Tuesday, December 1, 2009

Components of RNOA: Margin and Turnover

Previously, I touched on the importance of Return on Net Operating Assets (RNOA), specifically with respect to my view that it's foolish to examine a firm's ROE without an idea as to the relative contributions of operating and nonoperating returns. I'd like to examine RNOA a bit further, and place some emphasis on it's dual components of margin and turnover. Just to refresh, the original formula for Operating Return is:


RNOA = Net Operating Profit After Taxes / Average Net Operating Assets


In order to illustrate the margin and turnover components, I'll create a new, equivalent equation:


RNOA = (Net Operating Profit Margin / Sales)  X (Sales / Net Operating Asset Turnover)


Therefore:


RNOA = Net Operating Profit Margin (NOPM)  X  Net Operating Asset Turnover (NOAT)


Truthfully, I don't blame you if this still doesn't make a whole lot of sense. So, let's look at this using some real numbers from the largest employer in the world/retail titan..WalMart (WMT).

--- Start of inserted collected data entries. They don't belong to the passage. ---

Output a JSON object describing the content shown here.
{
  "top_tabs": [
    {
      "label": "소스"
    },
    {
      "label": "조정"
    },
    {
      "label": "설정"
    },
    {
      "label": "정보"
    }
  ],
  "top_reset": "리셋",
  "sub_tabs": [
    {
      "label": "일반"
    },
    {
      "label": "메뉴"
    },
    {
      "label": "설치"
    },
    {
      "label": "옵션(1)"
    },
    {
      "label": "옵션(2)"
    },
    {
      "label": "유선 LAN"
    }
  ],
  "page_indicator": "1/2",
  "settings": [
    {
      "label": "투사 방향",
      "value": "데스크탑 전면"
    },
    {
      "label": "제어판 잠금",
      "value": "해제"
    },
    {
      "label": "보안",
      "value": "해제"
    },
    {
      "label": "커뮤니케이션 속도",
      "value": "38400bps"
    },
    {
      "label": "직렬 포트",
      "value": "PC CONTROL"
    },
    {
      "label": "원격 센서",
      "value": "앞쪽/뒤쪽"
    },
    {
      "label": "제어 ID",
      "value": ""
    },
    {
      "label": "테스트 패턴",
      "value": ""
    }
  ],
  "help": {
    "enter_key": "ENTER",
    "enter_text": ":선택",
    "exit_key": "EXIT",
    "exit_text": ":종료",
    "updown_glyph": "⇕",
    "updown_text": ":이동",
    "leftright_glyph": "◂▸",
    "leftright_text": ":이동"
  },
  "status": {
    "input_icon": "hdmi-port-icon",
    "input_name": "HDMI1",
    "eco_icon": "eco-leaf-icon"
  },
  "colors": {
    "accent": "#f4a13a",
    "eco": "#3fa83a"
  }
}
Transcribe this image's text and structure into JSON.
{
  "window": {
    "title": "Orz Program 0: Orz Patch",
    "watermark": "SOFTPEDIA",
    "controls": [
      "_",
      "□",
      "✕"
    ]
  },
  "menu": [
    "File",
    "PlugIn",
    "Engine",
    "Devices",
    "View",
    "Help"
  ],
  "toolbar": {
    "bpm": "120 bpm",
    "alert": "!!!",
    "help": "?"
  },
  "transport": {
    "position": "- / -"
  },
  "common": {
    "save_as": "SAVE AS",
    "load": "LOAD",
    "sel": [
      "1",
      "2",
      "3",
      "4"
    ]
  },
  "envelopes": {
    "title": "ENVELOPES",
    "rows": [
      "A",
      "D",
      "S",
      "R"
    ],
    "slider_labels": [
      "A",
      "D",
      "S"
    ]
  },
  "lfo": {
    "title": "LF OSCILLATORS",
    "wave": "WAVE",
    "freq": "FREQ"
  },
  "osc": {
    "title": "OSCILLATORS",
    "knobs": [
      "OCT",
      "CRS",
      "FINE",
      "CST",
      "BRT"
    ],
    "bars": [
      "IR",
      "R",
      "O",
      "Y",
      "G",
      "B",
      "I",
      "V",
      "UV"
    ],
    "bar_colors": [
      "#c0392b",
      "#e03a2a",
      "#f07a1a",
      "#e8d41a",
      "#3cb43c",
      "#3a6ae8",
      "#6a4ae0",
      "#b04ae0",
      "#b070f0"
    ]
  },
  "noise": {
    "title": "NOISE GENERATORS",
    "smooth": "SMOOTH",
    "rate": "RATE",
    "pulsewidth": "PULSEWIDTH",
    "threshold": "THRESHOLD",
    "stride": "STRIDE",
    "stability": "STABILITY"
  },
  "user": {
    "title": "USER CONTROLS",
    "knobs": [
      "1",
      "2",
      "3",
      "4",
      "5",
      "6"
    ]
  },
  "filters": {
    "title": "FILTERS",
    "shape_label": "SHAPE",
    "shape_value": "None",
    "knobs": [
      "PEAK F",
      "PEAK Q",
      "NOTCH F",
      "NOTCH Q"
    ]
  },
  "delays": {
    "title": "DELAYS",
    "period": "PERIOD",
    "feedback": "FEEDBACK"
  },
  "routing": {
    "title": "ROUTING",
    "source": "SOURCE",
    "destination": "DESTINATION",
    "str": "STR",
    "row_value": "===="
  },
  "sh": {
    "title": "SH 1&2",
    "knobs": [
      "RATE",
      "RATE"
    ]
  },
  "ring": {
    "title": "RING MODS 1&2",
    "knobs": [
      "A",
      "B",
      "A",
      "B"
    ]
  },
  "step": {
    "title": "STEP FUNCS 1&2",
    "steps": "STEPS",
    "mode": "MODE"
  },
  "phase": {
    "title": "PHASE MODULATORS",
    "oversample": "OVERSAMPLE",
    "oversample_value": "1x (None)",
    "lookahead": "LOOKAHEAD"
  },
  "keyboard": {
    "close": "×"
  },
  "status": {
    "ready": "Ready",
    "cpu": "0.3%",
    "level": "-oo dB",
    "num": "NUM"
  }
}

Above I've included every part of an equation necessary to understand RNOA's components of NOPM and NOAT. Keep in mind that WalMart's RNOA was originally calculated using NOPAT/RNOA, or $15,637/$109,987 to yield 14.22%. To calculate Net Operating Profit Margin (NOPM) I took NOPAT of $15,637 and divided it by 2009 revenue of $401,244. The resulting 3.9% seems rather feeble for such a monster like WalMart; it means that for every dollar of sales revenue, WalMart is only earning 3.9 cents of after tax operating profit. Remember though that the margin is somewhat useless in the absence of turnover figures. To calculate Net Operating Asset Turnover (NOAT), I took 2009 revenue of $401,244 (millions by the way, crazy right) and divided it by Average Net Operating Assets of $109,987. The resulting NOAT is 3.65. Now multiply 3.9 (NOPM) by 3.65 (NOAT); the result should look familiar - 14.2%. Walmart's figures highlight an important concerning the relationship between margins and asset turnover. A high margin firm won't necessarily earn healthy returns for shareholders; it all depends on the turnover they are able to achieve given that level of margin.



I included WalMart's 20.63% ROE just to illustrate that the company is earning a very healthy operating return component of 69% (14.22RNOA / 20.63ROE). Interestingly, the company doesn't highlight this ratio in its financial presentations. Rather, they use a modified return on investment (ROI) formula that takes operating income as its starting point, and adds back in some non-cash adjustments for depreciation and amortization to arrive at the numerator. In the denominator, WalMart creates an average operating assets figure, similar to NOA except that operating liabilities are not netted out of the equation. Although investors should keep an eye on these metrics that are recommended by management, don't forget that they are non-GAAP and are probably suggested for a reason.